During another restless college moment, I visited Tanya Everett ’02 in London for a few days. We applied for and got into a program that allowed us to go to Ghana for ten days. When I was wondering whether the malaria medicine was going to make me hallucinate, I called Anna whose family is from Ghana. When I graduated from college and needed a place to stay in New York, I stayed for a year in Chloe Walters-Wallace’s (’03) mom’s basement apartment in Harlem. When I finally got that job in New York, a Milton alum who was working at Brooklyn Borough Hall helped me launch events that would bring some of my programs to life.

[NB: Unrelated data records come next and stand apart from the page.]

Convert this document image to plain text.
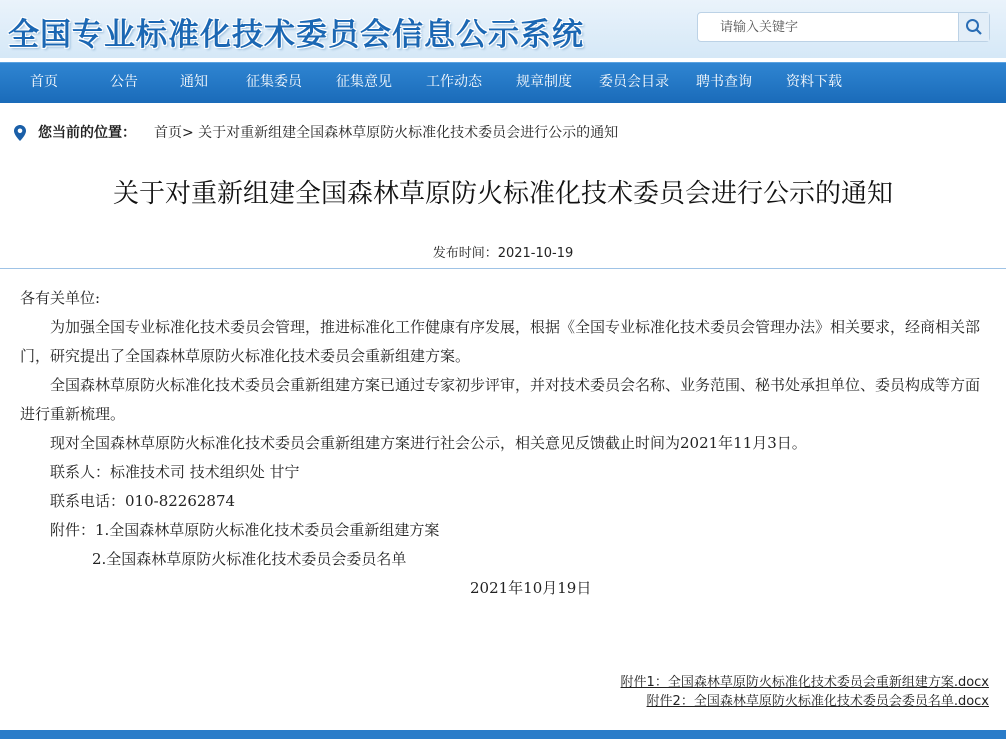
全国专业标准化技术委员会信息公示系统
请输入关键字
首页	公告	通知	征集委员 征集意见 工作动态 规章制度 委员会目录 聘书查询 资料下载
您当前的位置： 首页> 关于对重新组建全国森林草原防火标准化技术委员会进行公示的通知
关于对重新组建全国森林草原防火标准化技术委员会进行公示的通知
发布时间：2021-10-19

各有关单位:

为加强全国专业标准化技术委员会管理，推进标准化工作健康有序发展，根据《全国专业标准化技术委员会管理办法》相关要求，经商相关部门，研究提出了全国森林草原防火标准化技术委员会重新组建方案。

全国森林草原防火标准化技术委员会重新组建方案已通过专家初步评审，并对技术委员会名称、业务范围、秘书处承担单位、委员构成等方面进行重新梳理。

现对全国森林草原防火标准化技术委员会重新组建方案进行社会公示，相关意见反馈截止时间为2021年11月3日。

联系人：标准技术司 技术组织处 甘宁

联系电话：010-82262874

附件：1.全国森林草原防火标准化技术委员会重新组建方案

2.全国森林草原防火标准化技术委员会委员名单

2021年10月19日

附件1：全国森林草原防火标准化技术委员会重新组建方案.docx
附件2：全国森林草原防火标准化技术委员会委员名单.docx
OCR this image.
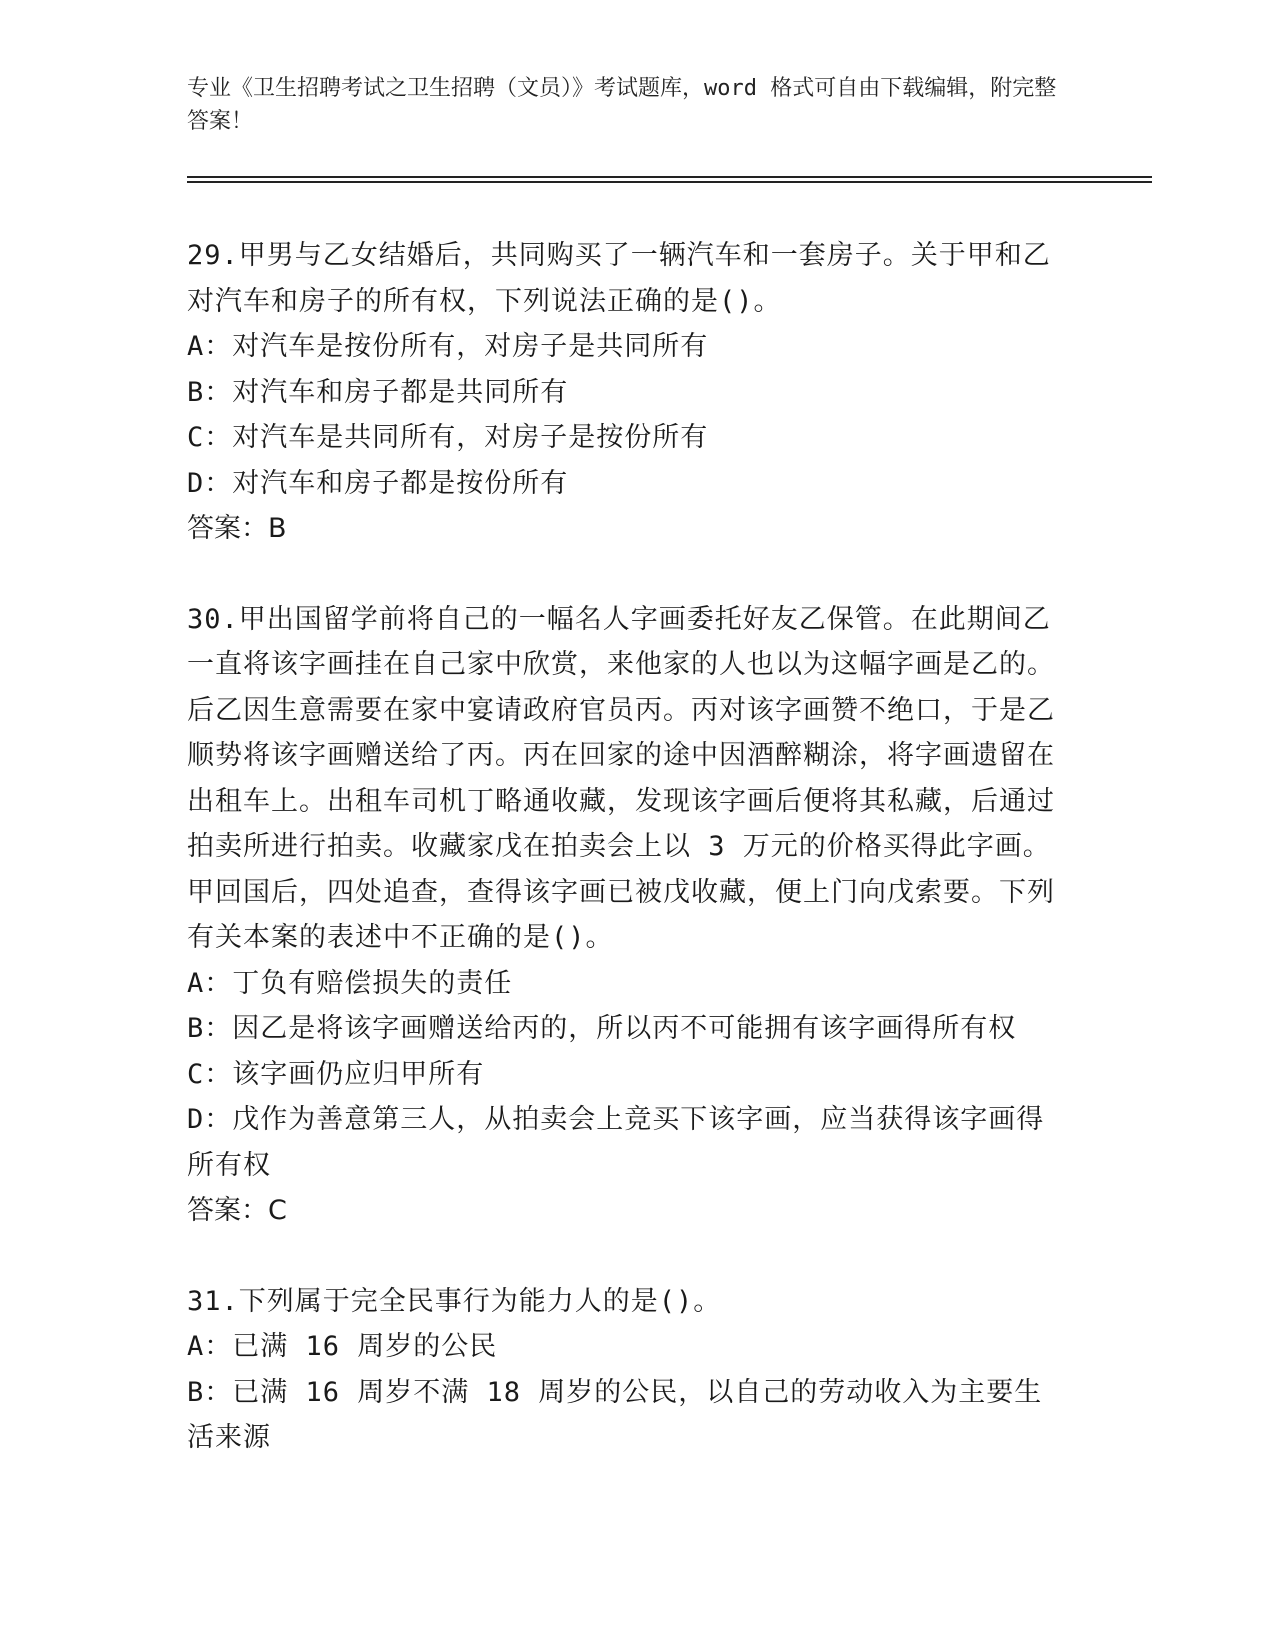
专业《卫生招聘考试之卫生招聘（文员）》考试题库，word 格式可自由下载编辑，附完整答案！

29.甲男与乙女结婚后，共同购买了一辆汽车和一套房子。关于甲和乙对汽车和房子的所有权，下列说法正确的是()。

A：对汽车是按份所有，对房子是共同所有

B：对汽车和房子都是共同所有

C：对汽车是共同所有，对房子是按份所有

D：对汽车和房子都是按份所有

答案：B

30.甲出国留学前将自己的一幅名人字画委托好友乙保管。在此期间乙一直将该字画挂在自己家中欣赏，来他家的人也以为这幅字画是乙的。后乙因生意需要在家中宴请政府官员丙。丙对该字画赞不绝口，于是乙顺势将该字画赠送给了丙。丙在回家的途中因酒醉糊涂，将字画遗留在出租车上。出租车司机丁略通收藏，发现该字画后便将其私藏，后通过拍卖所进行拍卖。收藏家戊在拍卖会上以 3 万元的价格买得此字画。甲回国后，四处追查，查得该字画已被戊收藏，便上门向戊索要。下列有关本案的表述中不正确的是()。

A：丁负有赔偿损失的责任

B：因乙是将该字画赠送给丙的，所以丙不可能拥有该字画得所有权

C：该字画仍应归甲所有

D：戊作为善意第三人，从拍卖会上竞买下该字画，应当获得该字画得所有权

答案：C

31.下列属于完全民事行为能力人的是()。

A：已满 16 周岁的公民

B：已满 16 周岁不满 18 周岁的公民，以自己的劳动收入为主要生活来源
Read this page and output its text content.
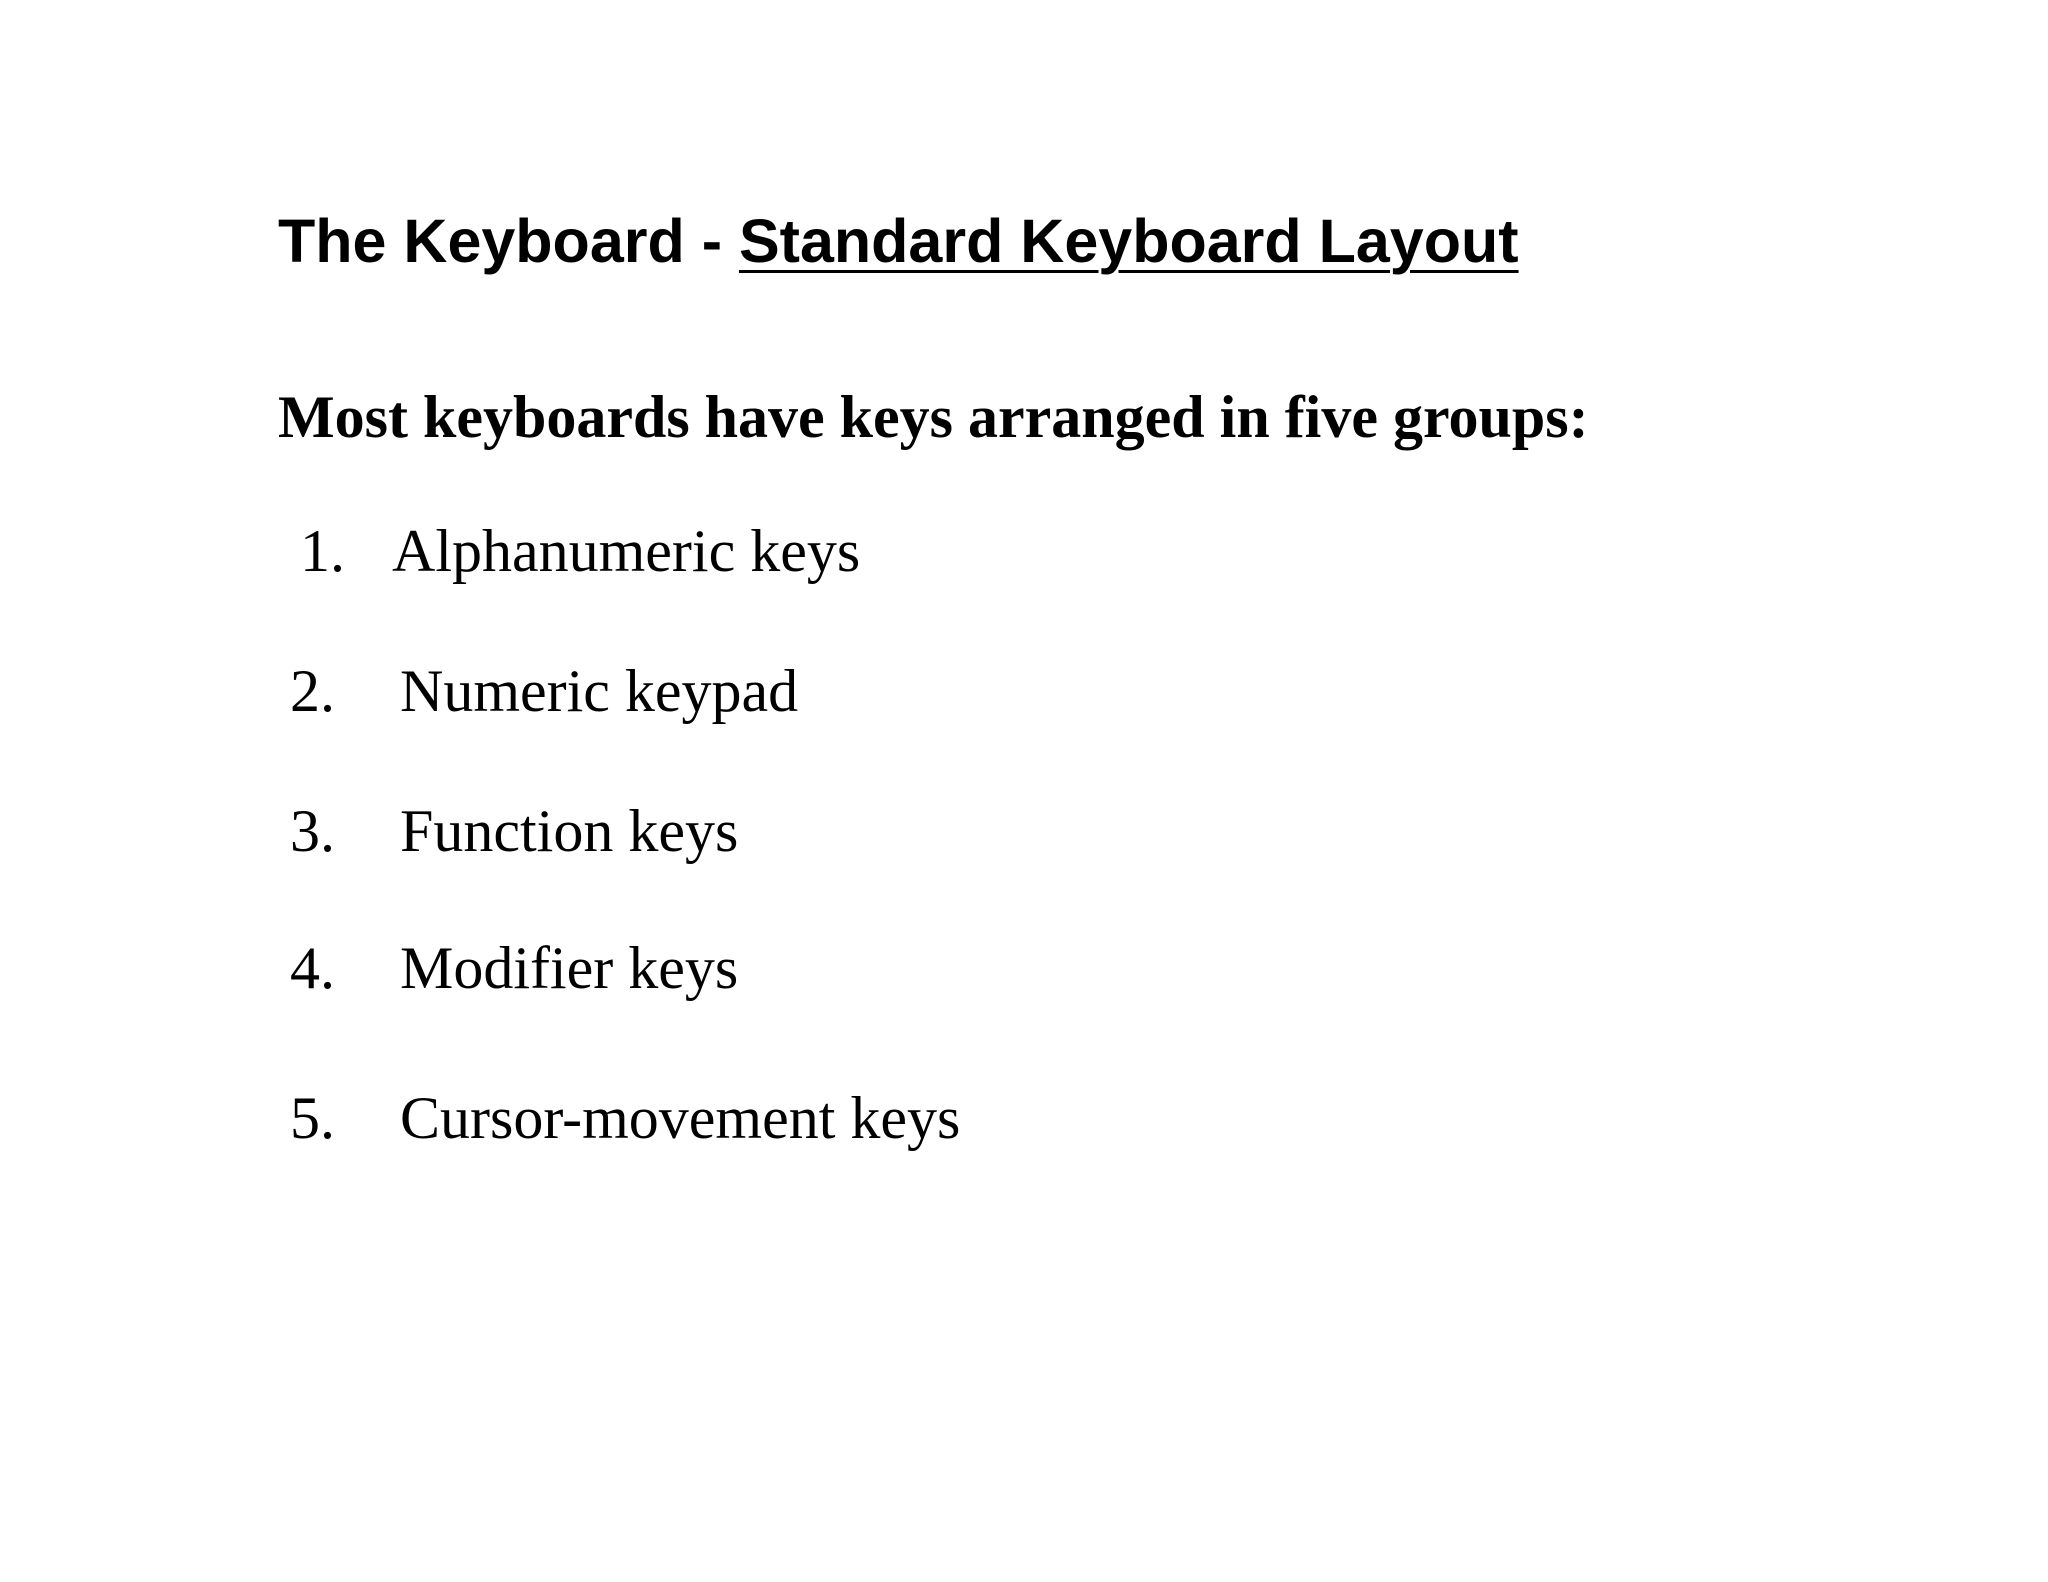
The Keyboard - Standard Keyboard Layout

Most keyboards have keys arranged in five groups:

1. Alphanumeric keys
2. Numeric keypad
3. Function keys
4. Modifier keys
5. Cursor-movement keys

These lessons from Milton kept building up in my toolkit without my realizing where they began and how they affected me. Then I moved to D.C.—the town of hard-nosed politicos, budget cutting, streets closed in the middle of the day for security. It wasn’t the New York City I loved. When it became clear that I would be in D.C. longer than I’d anticipated, I knew that to survive the transition I needed to take inventory of my support system. That was the “aha” moment: When I looked around, my best friends were my Milton friends.

These folks are my rock. I did not have to justify to them, during the Bush era, why I wanted to be part of the State Department. They relate to my choices, my need for challenges, my desire to travel. We share so much. Our conversations have substance, and they’re organic.

I’ve had ten years to think about my Milton experiences—the support, the advocates, the laughter—and I’m proud. My perspective has shifted back and forth along the way. I’ve realized that’s a crucial part of being a critical thinker and a discerning individual.

This community can be demanding and it can be rigorous, but it generates people who are socially conscious, globally minded, forward thinking and bonded for life. We’re dynamic and mobile. We are diverse, and not just because of our skin color. We lead lives that change lives. This is our charge and our inheritance, our Milton legacy.